Rockstar Games’ latest project, “Red Dead Redemption 2,” has released to critical acclaim and has proved itself to be a market juggernaut, making $750 million in the first weekend of its release. The question is, can the game’s deliberately slow pacing appeal to the more mainstream audience coming off of Rockstar’s last title, “Grand Theft Auto 5” and does the game successfully introduce players to it’s much more intricate gameplay systems?
The opening act lasts anywhere from 45 minutes to a few hours depending, on how long you meander and serves as a tutorial, as well as an introduction to the world and the main cast of characters.
Although the writing and voice work is outstanding, the long, drawn-out horse rides can start to feel frustrating when you just want to play the game.
This issue seems to persist throughout the game, with many missions requiring that you ride with other characters to various destinations, forcing the player to go at the pace the developers intended.
The game has an incredible attention to detail, but this fixation on detail often causes issues with pacing as well.
Activities such as skinning hunted animals and looting bodies and containers have lengthy animations, some of which can take up to 15 seconds.
The animations really add to the immersion of the game, however they can get annoying when looting a large camp, buildings or groups of deceased bandits. Crafting also has fairly long animations.
Things like ammo being crafted one at a time, sitting around the campfire, holding a button down to craft hundreds of rounds of ammo and other goodies will be eating up a significant portion of the player’s time with animations.
The game’s controls have not changed much from “GTA5,” or other past Rockstar titles for that matter, so they still feel a little clunky and out of date. There’s also some inconsistencies with context sensitive actions.
For example, the button to loot is different depending on whether its a body or just a loose item, leading to the player accidentally throwing bodies over their shoulder, wasting even more time.

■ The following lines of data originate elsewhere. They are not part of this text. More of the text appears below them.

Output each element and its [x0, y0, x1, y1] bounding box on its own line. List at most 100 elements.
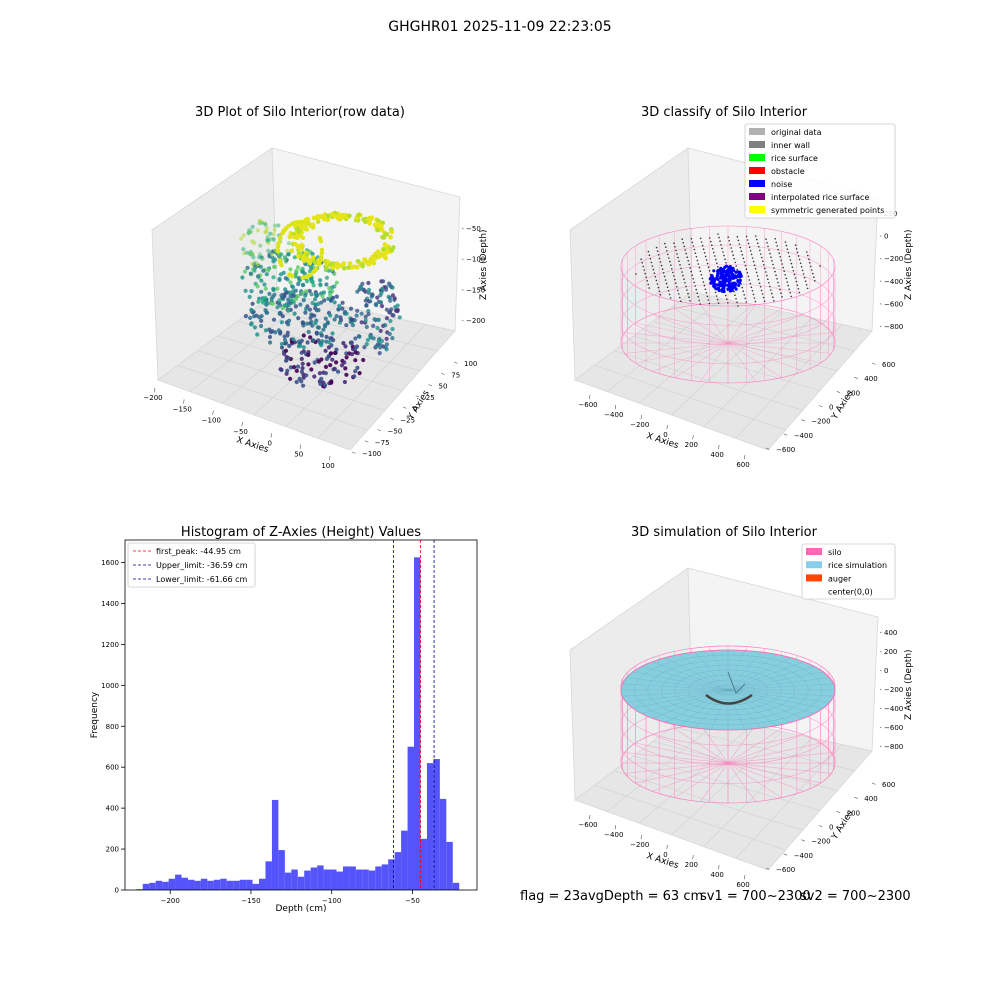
classify-silo-floor-spoke — [652, 342, 729, 372]
histogram-bar — [200, 878, 208, 890]
classify-grid-point — [793, 273, 796, 276]
classify-grid-point — [646, 280, 648, 282]
raw-z-tick-label: −150 — [466, 286, 485, 294]
raw-data-point — [300, 366, 305, 371]
classify-grid-point — [693, 248, 696, 251]
raw-data-point — [296, 344, 301, 349]
classify-grid-point — [790, 262, 793, 265]
avg-depth-text: avgDepth = 63 cm — [580, 889, 704, 904]
classify-grid-point — [700, 274, 703, 276]
classify-grid-point — [740, 250, 743, 252]
rice-surface-spoke — [652, 661, 729, 691]
classify-grid-point — [774, 238, 776, 240]
raw-data-point — [364, 303, 369, 308]
classify-grid-point — [697, 296, 699, 298]
raw-data-point — [284, 355, 289, 360]
raw-surface-point — [362, 257, 367, 262]
classify-grid-point — [699, 303, 701, 305]
raw-data-point — [325, 320, 330, 325]
histogram-bar — [394, 852, 402, 890]
raw-surface-point — [385, 249, 391, 255]
classify-grid-point — [764, 267, 766, 270]
classify-grid-point — [705, 259, 708, 261]
raw-data-point — [246, 231, 251, 236]
classify-grid-point — [765, 238, 767, 240]
classify-grid-point — [775, 274, 777, 277]
classify-grid-point — [667, 290, 670, 292]
raw-data-point — [311, 283, 316, 288]
classify-grid-point — [697, 263, 700, 265]
classify-noise-point — [710, 274, 714, 278]
raw-data-point — [273, 264, 278, 269]
classify-x-tick-mark — [640, 414, 642, 420]
raw-data-point — [388, 309, 393, 314]
raw-data-point — [379, 290, 384, 295]
classify-silo-floor-spoke — [727, 342, 804, 372]
raw-data-point — [263, 328, 269, 333]
raw-data-point — [270, 329, 275, 334]
raw-x-tick-label: −50 — [233, 428, 248, 436]
simulation-x-ticks: −600 −400 −200 0 200 400 600 — [578, 814, 750, 889]
raw-data-point — [241, 247, 246, 252]
raw-data-point — [295, 293, 300, 299]
raw-data-point — [305, 340, 310, 345]
classify-legend-swatch — [749, 154, 765, 161]
classify-silo-floor-spoke — [700, 342, 729, 382]
raw-surface-point — [295, 243, 301, 249]
raw-x-tick-mark — [270, 433, 272, 438]
classify-grid-point — [788, 288, 790, 291]
raw-data-point — [313, 297, 318, 302]
raw-data-point — [277, 298, 282, 303]
classify-grid-point — [757, 242, 759, 244]
classify-grid-point — [670, 264, 672, 267]
raw-surface-point — [319, 214, 325, 219]
raw-data-point — [357, 334, 362, 339]
classify-grid-point — [768, 249, 770, 251]
raw-data-point — [243, 269, 248, 274]
raw-data-point — [309, 279, 314, 284]
classify-grid-point — [800, 266, 803, 268]
raw-data-point — [334, 294, 339, 299]
raw-data-point — [371, 323, 376, 328]
simulation-z-tick-mark — [879, 745, 882, 748]
histogram-y-tick-label: 400 — [106, 805, 119, 813]
classify-y-tick-mark — [836, 391, 841, 394]
raw-data-point — [300, 282, 305, 288]
raw-data-point — [344, 323, 349, 328]
classify-grid-point — [749, 250, 752, 252]
raw-x-tick-mark — [212, 410, 214, 415]
classify-noise-point — [713, 277, 717, 281]
classify-grid-point — [663, 275, 666, 278]
classify-grid-point — [737, 239, 740, 242]
raw-data-point — [384, 342, 389, 347]
raw-surface-point — [313, 260, 318, 266]
histogram-legend-label: Upper_limit: -36.59 cm — [156, 561, 248, 570]
classify-grid-point — [763, 300, 766, 303]
classify-grid-point — [714, 291, 717, 294]
classify-y-tick-label: −200 — [811, 418, 830, 426]
simulation-z-tick-mark — [879, 650, 882, 653]
classify-grid-point — [750, 253, 753, 256]
classify-silo-floor-spoke — [674, 342, 729, 378]
classify-grid-point — [734, 294, 736, 297]
classify-grid-point — [688, 296, 690, 299]
histogram-bar — [336, 871, 343, 890]
raw-data-point — [310, 251, 315, 256]
raw-surface-point — [287, 272, 292, 277]
simulation-x-tick-mark — [718, 864, 720, 870]
raw-data-point — [264, 272, 269, 277]
raw-data-point — [392, 296, 397, 301]
simulation-z-tick-label: −200 — [884, 686, 903, 694]
raw-data-point — [383, 345, 388, 350]
histogram-bars — [136, 557, 460, 890]
raw-surface-point — [354, 265, 360, 270]
raw-surface-point — [313, 267, 318, 273]
classify-grid-point — [674, 278, 676, 281]
raw-data-point — [388, 318, 393, 324]
flag-text: flag = 23 — [520, 889, 581, 904]
classify-grid-point — [662, 272, 665, 274]
classify-grid-point — [656, 283, 659, 285]
raw-data-point — [353, 369, 358, 374]
classify-grid-point — [805, 284, 808, 286]
histogram-bar — [317, 865, 324, 890]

Alternately, swap object focus and taking cover are on the same button, leading the player to accidently take cover when they were just trying to pick their hat off the ground.
Some quality of life changes are available in the options, but at its core, “RDR2” is not a top-notch shooter experience, especially in first-person mode. The combat is serviceable, but when many players are coming hot off the release of this year’s “Call of Duty,” it certainly leaves a lot to be desired.
In addition to clunky controls, many of the integral gameplay systems such as crafting upgrades, character stats and inventory and the new dueling system are poorly explained to the player. I found myself diving into the game’s help menu fairly often. Sometimes even having to look up a tutorial on YouTube.
With all of that being said, “Read Dead Redemption 2” is hands down the most immersive game I have ever played and is really at it’s best while exploring the Wild West and roughin’ it as a lone gunslinger, particularly in first-person mode where the player can appreciate the animations even more.
Players looking for a superbly written and acted narrative or incredibly immersive cowboy role-playing game will find a world of value in “RDR2” and with the online portion of the game still on the horizon, there’s room for that value to grow. However, players with a lower attention span and need for quicker-paced games may want to look elsewhere this holiday season.